Climbing the switchbacks over the Alps, we left Western Europe behind and descended into Yugoslavia. We were following the main route between Europe and the Middle East, so the two-lane road was filled with many trucks traveling in both directions.
It was a constant game of catching up to a line of trucks, looking for an opportunity to pass them, then dropping back to pick up speed and zoom by. In some places the road was so straight that it was hard to tell how far away the oncoming traffic was, or how fast it was approaching. “Should I pass or shouldn’t I?” was my constant question to myself.
Along the sides of the road were the wrecks of cars and trucks whose drivers had misjudged the traffic and not made it. Grim warnings of the dangers we faced.
We decided to get off the main road, so Barbara, being an excellent map-reader, took out our map and began to navigate for us.
The side roads had fewer trucks, but lots more tractors and wagons, most of which came out of the muddy fields and spread a thick layer of mud over the road, making it slick and dangerous.
We stopped to get gas and I was pleased to find that the attendants spoke a little German, enough to communicate about gas and bathrooms.

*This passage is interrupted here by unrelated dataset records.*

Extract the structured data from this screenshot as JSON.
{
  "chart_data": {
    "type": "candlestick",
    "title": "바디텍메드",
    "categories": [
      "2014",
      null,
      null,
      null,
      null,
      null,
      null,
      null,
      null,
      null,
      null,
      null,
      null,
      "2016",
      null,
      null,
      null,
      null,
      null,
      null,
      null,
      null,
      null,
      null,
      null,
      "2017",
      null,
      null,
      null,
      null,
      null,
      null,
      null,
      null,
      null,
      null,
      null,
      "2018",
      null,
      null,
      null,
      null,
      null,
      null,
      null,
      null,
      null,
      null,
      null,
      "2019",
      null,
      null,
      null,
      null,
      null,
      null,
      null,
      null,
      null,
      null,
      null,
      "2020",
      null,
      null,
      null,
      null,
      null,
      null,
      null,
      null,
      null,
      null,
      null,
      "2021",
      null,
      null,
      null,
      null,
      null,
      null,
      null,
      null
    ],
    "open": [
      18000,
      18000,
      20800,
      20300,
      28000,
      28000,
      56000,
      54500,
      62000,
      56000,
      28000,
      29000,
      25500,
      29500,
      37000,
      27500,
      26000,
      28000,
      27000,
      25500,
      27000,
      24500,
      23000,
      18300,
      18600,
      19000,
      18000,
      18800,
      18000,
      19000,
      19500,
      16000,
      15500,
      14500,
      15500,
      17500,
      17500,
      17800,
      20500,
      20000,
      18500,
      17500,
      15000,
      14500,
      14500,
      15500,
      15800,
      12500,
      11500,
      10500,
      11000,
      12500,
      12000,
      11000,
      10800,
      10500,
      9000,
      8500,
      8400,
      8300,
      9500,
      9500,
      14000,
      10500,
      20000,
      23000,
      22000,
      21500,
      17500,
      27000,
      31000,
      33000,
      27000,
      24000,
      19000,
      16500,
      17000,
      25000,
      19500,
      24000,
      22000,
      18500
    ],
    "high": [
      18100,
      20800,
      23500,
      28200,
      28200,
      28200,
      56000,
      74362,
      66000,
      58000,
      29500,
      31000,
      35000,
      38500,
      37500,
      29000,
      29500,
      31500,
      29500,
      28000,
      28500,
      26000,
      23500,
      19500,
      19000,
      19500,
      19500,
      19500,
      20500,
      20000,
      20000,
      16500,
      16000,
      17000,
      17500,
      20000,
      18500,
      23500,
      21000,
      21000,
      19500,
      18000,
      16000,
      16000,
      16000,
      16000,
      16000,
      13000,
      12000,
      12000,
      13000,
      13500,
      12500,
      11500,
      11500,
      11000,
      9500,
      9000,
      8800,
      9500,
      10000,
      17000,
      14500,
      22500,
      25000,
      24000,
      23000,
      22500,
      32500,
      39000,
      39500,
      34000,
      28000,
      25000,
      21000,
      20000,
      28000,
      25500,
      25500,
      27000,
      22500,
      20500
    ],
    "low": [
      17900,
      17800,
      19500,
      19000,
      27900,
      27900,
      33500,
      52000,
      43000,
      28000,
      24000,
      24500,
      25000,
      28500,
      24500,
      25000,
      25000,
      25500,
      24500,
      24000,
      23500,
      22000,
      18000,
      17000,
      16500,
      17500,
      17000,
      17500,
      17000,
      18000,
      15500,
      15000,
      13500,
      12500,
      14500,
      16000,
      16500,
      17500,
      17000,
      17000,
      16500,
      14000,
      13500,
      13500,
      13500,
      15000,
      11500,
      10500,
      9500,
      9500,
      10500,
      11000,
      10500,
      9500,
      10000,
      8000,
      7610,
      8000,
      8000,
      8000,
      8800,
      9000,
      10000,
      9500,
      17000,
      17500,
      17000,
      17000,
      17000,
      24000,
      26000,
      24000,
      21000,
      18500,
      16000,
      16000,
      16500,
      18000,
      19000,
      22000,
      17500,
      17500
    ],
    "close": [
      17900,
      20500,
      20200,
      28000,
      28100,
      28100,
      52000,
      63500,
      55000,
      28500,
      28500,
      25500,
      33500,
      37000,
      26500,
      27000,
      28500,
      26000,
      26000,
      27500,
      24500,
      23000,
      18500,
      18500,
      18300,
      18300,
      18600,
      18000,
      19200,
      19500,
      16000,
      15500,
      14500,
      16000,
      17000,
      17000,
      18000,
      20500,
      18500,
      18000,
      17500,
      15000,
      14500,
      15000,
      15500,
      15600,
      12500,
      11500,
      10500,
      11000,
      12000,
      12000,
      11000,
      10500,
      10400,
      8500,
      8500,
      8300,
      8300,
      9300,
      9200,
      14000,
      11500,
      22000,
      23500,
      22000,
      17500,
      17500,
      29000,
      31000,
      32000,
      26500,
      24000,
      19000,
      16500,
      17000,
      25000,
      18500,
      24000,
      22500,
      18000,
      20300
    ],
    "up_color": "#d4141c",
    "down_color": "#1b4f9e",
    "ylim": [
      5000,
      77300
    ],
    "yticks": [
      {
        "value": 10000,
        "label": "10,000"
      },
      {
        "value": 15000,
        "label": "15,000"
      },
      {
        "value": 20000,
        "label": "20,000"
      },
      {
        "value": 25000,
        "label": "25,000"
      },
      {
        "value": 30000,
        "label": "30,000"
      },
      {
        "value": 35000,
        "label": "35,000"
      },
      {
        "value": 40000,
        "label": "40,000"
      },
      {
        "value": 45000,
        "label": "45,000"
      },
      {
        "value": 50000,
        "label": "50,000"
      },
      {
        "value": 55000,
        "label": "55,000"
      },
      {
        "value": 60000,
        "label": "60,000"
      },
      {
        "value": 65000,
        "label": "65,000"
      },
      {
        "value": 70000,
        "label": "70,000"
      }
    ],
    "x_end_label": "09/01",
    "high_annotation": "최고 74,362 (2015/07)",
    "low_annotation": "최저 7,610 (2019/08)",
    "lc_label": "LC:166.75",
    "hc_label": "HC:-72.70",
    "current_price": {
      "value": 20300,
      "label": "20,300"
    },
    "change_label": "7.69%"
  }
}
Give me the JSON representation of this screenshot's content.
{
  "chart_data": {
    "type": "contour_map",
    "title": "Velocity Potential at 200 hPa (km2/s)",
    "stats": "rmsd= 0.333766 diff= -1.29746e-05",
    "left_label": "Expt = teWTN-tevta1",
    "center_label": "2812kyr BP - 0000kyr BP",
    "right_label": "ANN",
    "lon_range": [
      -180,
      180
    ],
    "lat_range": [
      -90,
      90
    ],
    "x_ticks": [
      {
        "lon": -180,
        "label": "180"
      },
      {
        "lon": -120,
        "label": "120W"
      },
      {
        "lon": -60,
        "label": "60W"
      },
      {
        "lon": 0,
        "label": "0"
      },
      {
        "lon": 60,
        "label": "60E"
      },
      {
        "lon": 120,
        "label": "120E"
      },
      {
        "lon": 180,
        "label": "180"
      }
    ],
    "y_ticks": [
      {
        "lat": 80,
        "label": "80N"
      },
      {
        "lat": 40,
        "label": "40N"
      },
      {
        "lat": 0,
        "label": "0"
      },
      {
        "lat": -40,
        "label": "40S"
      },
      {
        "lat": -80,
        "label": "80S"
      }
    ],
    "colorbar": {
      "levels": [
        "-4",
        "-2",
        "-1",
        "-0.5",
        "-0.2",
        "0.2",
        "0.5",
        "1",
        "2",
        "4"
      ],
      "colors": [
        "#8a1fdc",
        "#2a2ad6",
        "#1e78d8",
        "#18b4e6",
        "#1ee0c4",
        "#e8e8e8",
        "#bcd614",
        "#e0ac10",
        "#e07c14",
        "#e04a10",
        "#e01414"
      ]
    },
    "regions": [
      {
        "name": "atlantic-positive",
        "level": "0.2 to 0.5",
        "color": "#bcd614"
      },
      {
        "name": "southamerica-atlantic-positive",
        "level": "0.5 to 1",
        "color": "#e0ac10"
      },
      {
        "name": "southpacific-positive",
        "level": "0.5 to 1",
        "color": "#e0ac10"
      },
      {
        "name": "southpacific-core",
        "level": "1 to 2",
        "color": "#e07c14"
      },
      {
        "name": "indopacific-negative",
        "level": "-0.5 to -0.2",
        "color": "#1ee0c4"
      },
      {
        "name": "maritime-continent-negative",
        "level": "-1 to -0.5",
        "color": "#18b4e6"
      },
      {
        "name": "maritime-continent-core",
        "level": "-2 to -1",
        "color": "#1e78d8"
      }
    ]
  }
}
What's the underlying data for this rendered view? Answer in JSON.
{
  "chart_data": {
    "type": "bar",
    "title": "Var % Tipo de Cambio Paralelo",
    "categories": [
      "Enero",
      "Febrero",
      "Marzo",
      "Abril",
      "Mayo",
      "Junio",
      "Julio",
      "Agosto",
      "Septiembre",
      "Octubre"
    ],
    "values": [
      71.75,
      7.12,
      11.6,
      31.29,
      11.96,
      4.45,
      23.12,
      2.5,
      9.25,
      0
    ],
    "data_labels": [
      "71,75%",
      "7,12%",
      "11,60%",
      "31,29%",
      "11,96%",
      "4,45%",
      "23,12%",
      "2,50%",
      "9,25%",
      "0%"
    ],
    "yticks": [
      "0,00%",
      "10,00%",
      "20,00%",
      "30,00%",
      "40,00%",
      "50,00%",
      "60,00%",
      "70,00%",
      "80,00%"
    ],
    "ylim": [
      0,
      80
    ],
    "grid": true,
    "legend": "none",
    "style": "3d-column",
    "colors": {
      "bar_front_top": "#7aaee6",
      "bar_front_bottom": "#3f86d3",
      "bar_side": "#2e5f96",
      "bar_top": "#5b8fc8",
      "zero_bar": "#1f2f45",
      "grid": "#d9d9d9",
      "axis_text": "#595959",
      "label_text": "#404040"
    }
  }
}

Shortly after leaving the gas station we were pulled over by a policeman. He came to the window and said something totally unintelligible to me.
“He wants the car papers,” said Barbara.
“How do you know that?” I asked in amazement.
“He used some words similar to German,” she replied.
The policeman took the papers, looked them over. Then leaned back and said something else, pointing off to our right.
“He said we should go back to the main road,” said Barbara.
“How do you know that? He wasn’t speaking German!” I asked, amazed again.
“I just understood it,” she said.
I thought to myself, “It is really great having an intelligent German wife!”
So we returned to the main highway. That evening we stopped in the small city of Osijeck and stayed in a hotel, which was another adventure.